The output is a *non-linear* function of the total input

$z = b + \displaystyle{\sum_{i}x_iw_i} $

$ y = \begin{cases} z & \quad \text{if } z = 0 \\ 0 & \quad \text{otherwise} \end{cases} $ 


### Sigmoid neurons
- These give a real-valued output that is a smooth and bounded function of their total input
	- Typically they use the use the logistic function
	- They have nice derivatives which make learning easy

$ z = b + \displaystyle{\sum_{i}x_iw_i} $

$ y = \frac{1}{1 + e^{-z}} $


### Stochastic binary neurons

- These use the same equations as logistics units:
 - But they treat the output of the logistic as the *probability* of producing a spike in a short time window
- We can do a similar trick for rectifier linear units:
	- The output is treated as poisson rate for spikes (????)

$z = b + \displaystyle{\sum_{i}x_iw_i} $

$ p(s=1) = \frac{1}{1 + e^{-z}} $

![](http://image.slidesharecdn.com/2-typesofneurons-151231003446/95/neural-networks-types-of-neurons-13-638.jpg?cb=1451522241) (revisit)

## 1.4 A simple example of learning

## 1.5 Three types of learning
### Types of learning tasks
- Supervised learning
	- Learn to predict an output when given an input vector
- Reinforced learning
	- Learn to select an action to maximized payoff
- Unsupervised learning
	- Discover a good internal representation of the input

### Two types of supervised learning
- Each training consists of an input vector $x$ and  target output $t$
- _Regression:_ The target output is a real number or a whole vector of real numbers.
	- The price of a stock in 6 months time.
	- The temperature at noon tomorrow.
- _Classification:_ The target output is a class label
	- The simplest case is a choice between 1 and 0
	- We can also have multiple alternative labels


### How supervised learning typically works
- We start choosing a _model class_: $y = f(x;W)$
	- A model-class, $f$, is a way of using some numerical parameters, $W$, to map each input vector, $x$, into a predicated output $y$.
- Learning usually means adjusting the parameters to reduce the discrepancy between the target output, $t$, on each training case and the actual output, $y$, produced by the model.
	- For regression, $\frac{1}{2}(y - t)^2$ is often a sensible measure of the discrepancy
	- For classification there are other measures that are generally more sensible (they also work better)


### Reinforced Learning
- In reinforced learning, the output is an action or sequence of actions and the only supervisory signal is an occasional scalar reward
	- The goal in selecting each action is to maximize the expected sum of future rewards
	- We usually use a discount factor for delayed rewards so that we don't have to look too far in the future
- Reinforced learning is difficult:
	- The rewards are typically delayed so its hard to know where we went wrong (or right)
	- A scalar reward dos not supply much information

### Unsupervised Learning
- For about 40 years, unsupervised learning was largely ignored byt the machine learning community
	- Some widely used definitions of machine learning actually excluded it.
	- Many researchers thought that clustering was the only form of unsupervised learning
- It is hard to say what the aim of unsupervised learning is
	- One major aim is to create an internal representation of the input that is useful for subsequent supervised or reinforcement learning
	- You can comppute the distance to a surface by using the disparity between two images.
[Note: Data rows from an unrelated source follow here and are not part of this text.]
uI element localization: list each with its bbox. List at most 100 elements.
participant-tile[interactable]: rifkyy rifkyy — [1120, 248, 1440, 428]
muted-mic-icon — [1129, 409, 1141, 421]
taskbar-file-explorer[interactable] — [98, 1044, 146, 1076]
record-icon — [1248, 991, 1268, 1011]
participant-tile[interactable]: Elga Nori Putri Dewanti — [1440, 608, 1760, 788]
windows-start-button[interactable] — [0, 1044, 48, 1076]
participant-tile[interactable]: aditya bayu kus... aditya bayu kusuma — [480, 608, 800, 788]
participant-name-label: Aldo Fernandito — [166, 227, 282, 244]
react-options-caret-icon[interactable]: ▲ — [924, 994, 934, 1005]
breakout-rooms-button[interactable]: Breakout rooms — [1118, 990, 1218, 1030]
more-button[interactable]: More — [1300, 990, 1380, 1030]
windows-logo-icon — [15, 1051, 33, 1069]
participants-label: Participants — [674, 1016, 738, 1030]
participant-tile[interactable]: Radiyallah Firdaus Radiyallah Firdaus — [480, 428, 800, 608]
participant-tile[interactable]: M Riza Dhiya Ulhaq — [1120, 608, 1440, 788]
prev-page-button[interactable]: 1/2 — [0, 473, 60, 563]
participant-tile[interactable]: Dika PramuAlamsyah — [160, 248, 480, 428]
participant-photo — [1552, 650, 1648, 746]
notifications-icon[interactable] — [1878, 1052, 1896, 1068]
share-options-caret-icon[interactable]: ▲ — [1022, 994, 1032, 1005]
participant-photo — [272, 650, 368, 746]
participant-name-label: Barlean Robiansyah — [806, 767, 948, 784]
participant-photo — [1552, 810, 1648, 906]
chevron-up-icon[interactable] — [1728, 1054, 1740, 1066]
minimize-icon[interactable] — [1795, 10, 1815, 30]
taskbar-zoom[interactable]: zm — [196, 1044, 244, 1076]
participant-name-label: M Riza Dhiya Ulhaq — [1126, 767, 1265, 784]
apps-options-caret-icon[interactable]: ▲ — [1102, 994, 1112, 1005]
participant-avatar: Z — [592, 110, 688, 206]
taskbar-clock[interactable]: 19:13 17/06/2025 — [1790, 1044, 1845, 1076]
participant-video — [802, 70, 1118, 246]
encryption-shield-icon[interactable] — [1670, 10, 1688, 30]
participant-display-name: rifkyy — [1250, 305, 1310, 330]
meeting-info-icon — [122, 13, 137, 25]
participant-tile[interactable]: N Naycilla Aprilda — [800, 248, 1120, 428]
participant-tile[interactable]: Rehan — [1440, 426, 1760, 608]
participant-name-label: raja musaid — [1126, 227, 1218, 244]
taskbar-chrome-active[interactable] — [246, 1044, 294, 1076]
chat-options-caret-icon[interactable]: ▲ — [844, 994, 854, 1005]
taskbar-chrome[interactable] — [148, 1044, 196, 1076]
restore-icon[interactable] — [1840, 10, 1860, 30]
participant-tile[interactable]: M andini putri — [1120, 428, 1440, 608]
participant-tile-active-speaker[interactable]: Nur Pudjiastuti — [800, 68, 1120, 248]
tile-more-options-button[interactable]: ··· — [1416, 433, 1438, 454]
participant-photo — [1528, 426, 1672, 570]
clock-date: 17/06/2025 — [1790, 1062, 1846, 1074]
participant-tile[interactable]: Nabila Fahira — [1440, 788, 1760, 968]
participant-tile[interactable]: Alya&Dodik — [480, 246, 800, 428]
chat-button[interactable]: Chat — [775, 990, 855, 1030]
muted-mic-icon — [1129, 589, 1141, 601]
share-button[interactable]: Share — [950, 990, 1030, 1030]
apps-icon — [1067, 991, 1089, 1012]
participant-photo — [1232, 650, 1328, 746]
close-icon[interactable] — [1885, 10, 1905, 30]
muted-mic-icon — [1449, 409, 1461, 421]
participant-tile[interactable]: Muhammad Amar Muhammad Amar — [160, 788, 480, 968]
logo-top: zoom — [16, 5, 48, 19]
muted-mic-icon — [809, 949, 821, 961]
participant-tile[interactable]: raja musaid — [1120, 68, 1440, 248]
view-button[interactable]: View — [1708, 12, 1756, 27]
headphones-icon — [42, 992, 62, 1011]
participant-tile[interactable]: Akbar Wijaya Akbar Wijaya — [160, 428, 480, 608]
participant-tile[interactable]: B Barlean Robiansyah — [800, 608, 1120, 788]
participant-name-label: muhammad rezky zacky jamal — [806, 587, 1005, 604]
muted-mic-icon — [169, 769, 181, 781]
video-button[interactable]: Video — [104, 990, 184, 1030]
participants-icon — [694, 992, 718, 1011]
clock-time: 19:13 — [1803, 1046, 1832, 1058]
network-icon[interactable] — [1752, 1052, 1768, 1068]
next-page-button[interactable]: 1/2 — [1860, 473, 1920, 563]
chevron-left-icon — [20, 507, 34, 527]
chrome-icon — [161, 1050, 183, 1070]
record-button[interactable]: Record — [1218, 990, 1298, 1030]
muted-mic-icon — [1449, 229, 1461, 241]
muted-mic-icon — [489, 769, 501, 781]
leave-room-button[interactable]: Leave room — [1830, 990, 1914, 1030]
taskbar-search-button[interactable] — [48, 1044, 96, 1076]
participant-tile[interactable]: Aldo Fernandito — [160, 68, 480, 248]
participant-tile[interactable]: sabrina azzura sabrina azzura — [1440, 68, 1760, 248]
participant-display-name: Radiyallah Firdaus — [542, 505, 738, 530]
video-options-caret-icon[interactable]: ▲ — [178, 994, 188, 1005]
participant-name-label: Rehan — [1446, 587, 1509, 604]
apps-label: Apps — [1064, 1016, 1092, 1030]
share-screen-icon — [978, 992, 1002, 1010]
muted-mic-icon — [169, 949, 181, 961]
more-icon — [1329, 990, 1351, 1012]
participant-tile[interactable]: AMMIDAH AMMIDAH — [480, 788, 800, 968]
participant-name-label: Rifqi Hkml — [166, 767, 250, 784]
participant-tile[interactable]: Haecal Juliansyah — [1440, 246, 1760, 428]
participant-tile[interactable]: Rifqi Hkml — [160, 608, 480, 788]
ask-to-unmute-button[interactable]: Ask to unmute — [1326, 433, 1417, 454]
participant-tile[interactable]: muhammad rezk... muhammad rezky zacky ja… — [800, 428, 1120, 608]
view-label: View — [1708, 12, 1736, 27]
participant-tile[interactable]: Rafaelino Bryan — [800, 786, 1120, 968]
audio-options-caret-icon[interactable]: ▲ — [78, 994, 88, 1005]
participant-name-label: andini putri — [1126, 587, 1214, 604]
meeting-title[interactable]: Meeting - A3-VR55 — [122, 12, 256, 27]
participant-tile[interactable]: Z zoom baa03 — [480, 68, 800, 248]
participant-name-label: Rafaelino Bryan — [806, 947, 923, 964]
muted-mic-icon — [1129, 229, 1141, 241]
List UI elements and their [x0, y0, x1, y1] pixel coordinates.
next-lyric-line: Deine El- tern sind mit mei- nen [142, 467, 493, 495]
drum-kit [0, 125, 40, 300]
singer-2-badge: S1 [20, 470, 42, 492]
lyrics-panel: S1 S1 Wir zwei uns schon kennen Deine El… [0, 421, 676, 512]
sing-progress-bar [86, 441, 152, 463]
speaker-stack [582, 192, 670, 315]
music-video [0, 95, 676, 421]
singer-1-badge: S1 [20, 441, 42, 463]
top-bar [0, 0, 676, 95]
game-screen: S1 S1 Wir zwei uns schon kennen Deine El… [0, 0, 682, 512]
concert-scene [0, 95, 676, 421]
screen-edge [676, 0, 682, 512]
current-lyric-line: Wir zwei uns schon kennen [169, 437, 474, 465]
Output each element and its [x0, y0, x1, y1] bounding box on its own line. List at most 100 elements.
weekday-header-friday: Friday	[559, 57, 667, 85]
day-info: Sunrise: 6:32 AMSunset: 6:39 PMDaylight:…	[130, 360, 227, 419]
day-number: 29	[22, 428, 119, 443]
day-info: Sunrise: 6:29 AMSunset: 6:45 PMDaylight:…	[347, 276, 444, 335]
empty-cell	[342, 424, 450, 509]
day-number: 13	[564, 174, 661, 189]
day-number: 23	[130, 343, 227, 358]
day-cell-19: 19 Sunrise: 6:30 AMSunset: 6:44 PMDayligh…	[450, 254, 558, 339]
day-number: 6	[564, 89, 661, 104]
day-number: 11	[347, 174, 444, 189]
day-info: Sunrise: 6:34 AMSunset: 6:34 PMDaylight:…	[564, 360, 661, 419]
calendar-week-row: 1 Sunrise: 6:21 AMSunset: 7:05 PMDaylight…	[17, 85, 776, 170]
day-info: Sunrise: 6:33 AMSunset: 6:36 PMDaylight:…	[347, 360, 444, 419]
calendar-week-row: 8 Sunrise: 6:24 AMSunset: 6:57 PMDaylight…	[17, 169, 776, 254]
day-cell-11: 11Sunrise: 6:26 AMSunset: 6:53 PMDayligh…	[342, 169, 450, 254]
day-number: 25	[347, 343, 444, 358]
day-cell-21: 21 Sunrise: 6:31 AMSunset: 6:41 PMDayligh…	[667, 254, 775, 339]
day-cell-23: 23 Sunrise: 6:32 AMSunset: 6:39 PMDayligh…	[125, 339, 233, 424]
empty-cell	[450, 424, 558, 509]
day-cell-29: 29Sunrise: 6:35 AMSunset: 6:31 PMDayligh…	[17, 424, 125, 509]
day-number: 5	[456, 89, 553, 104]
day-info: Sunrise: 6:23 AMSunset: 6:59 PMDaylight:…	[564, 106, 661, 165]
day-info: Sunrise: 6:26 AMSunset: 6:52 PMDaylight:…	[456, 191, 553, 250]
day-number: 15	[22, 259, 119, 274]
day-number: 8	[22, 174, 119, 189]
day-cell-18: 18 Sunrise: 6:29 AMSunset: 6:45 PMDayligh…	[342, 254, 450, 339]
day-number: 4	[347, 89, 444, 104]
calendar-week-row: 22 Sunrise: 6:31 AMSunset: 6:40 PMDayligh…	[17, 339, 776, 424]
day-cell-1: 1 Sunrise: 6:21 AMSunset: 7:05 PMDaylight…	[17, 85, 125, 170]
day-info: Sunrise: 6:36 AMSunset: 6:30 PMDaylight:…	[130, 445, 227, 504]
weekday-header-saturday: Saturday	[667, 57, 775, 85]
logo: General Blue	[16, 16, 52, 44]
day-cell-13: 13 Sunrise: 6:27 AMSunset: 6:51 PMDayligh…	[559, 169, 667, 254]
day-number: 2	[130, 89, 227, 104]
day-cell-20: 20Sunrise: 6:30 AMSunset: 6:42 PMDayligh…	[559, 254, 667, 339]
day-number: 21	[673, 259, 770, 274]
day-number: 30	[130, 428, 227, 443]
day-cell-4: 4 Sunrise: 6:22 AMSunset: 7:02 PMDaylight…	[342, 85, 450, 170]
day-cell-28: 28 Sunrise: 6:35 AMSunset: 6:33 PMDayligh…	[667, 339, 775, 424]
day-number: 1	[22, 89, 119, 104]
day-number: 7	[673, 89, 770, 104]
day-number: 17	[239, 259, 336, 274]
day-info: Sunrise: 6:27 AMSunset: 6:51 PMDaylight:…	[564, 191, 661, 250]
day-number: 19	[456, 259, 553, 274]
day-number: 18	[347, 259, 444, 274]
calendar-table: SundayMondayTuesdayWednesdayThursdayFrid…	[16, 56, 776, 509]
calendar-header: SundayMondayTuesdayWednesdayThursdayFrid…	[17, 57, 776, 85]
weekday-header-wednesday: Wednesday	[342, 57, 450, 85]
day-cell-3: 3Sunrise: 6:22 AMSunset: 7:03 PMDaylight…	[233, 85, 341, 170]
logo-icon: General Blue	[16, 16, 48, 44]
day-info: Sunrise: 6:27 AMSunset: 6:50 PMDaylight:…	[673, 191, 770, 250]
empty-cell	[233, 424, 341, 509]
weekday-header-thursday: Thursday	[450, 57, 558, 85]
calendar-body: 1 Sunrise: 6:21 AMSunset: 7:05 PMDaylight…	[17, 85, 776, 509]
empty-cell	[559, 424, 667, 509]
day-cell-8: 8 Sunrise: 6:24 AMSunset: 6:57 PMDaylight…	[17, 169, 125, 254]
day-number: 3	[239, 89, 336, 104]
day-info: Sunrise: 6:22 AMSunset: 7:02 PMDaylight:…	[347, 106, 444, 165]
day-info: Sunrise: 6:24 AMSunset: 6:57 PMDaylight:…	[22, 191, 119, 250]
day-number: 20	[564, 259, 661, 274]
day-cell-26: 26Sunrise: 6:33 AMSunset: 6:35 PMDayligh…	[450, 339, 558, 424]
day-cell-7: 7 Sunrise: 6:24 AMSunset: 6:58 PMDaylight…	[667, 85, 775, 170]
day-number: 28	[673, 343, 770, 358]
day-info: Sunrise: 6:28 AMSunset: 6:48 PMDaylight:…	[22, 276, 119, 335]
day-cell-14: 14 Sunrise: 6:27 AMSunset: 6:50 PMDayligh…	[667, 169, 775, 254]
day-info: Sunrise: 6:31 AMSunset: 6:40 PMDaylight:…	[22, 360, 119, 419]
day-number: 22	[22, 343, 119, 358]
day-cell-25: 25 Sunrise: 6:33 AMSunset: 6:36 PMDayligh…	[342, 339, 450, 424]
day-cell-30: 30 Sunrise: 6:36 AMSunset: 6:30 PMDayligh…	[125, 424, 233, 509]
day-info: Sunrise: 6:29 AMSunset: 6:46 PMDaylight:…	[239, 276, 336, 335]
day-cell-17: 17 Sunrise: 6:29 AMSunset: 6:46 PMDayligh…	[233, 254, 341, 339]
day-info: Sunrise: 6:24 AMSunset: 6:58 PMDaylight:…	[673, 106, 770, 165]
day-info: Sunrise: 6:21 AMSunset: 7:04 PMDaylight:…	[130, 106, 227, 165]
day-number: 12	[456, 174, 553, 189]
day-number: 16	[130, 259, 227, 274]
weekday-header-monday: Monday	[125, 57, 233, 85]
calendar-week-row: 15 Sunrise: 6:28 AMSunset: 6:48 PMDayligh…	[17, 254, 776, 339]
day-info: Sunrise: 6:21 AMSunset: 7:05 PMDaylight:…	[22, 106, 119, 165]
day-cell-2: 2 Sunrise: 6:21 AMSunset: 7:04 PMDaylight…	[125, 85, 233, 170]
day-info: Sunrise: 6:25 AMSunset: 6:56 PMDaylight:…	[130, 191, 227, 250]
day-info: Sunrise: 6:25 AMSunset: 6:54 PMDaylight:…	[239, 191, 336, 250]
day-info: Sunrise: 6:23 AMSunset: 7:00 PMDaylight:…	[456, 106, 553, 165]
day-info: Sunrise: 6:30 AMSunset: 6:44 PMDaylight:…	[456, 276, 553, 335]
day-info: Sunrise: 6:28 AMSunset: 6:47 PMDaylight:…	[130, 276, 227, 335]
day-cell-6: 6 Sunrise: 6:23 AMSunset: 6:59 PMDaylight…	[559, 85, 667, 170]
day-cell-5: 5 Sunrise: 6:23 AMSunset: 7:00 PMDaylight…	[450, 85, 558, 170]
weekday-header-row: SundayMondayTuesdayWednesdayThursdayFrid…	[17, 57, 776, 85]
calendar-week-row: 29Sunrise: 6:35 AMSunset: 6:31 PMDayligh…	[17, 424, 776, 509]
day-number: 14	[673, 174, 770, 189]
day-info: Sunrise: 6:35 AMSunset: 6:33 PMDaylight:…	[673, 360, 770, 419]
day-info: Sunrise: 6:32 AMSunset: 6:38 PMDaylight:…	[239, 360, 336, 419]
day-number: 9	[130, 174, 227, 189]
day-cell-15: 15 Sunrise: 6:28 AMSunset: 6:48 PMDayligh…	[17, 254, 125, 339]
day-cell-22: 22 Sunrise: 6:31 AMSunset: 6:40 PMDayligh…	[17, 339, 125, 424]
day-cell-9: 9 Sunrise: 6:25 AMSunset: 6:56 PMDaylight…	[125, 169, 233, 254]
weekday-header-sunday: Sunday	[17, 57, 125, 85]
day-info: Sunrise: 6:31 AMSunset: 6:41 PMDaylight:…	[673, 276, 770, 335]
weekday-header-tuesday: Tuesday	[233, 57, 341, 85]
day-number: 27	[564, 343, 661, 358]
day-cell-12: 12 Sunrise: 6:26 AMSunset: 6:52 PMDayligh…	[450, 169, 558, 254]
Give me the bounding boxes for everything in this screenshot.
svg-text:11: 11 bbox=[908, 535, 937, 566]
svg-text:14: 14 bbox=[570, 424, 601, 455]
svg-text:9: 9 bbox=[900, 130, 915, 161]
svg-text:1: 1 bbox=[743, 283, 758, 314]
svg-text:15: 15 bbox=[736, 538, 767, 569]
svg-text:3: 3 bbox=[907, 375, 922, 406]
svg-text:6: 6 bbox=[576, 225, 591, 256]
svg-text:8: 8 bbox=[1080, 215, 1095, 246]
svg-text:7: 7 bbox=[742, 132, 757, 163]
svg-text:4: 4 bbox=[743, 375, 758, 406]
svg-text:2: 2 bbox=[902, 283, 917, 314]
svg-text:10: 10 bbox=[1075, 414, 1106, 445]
But you don't want to learn to comppute disparities by stubbing your toe thousands of times

### Other goals for unsupervised learning
- It provides a compact, low-dimensional representation of the input
	- High-dimensional inputs typically live on or near a low-dimensional manifold (or several such manifolds)
- It provides an economical high-dimensional representation of the input in terms of learned features.
	- Binay features are economical.
	- So are real-valued features that are nearly all zero.
- If finds sensible clusters in the input.
	- This is an example of a *very* sparse code in which only one of the features is non-zero.

_Note:_ The goal of unsupervised learning would be to transform inputs such as these binary images into another representation that makes them easier to deal with in some way. For example, making the digits easier to classify or discovering some interesting semantic properties such as dictionary or strokes that can be used for form each digit.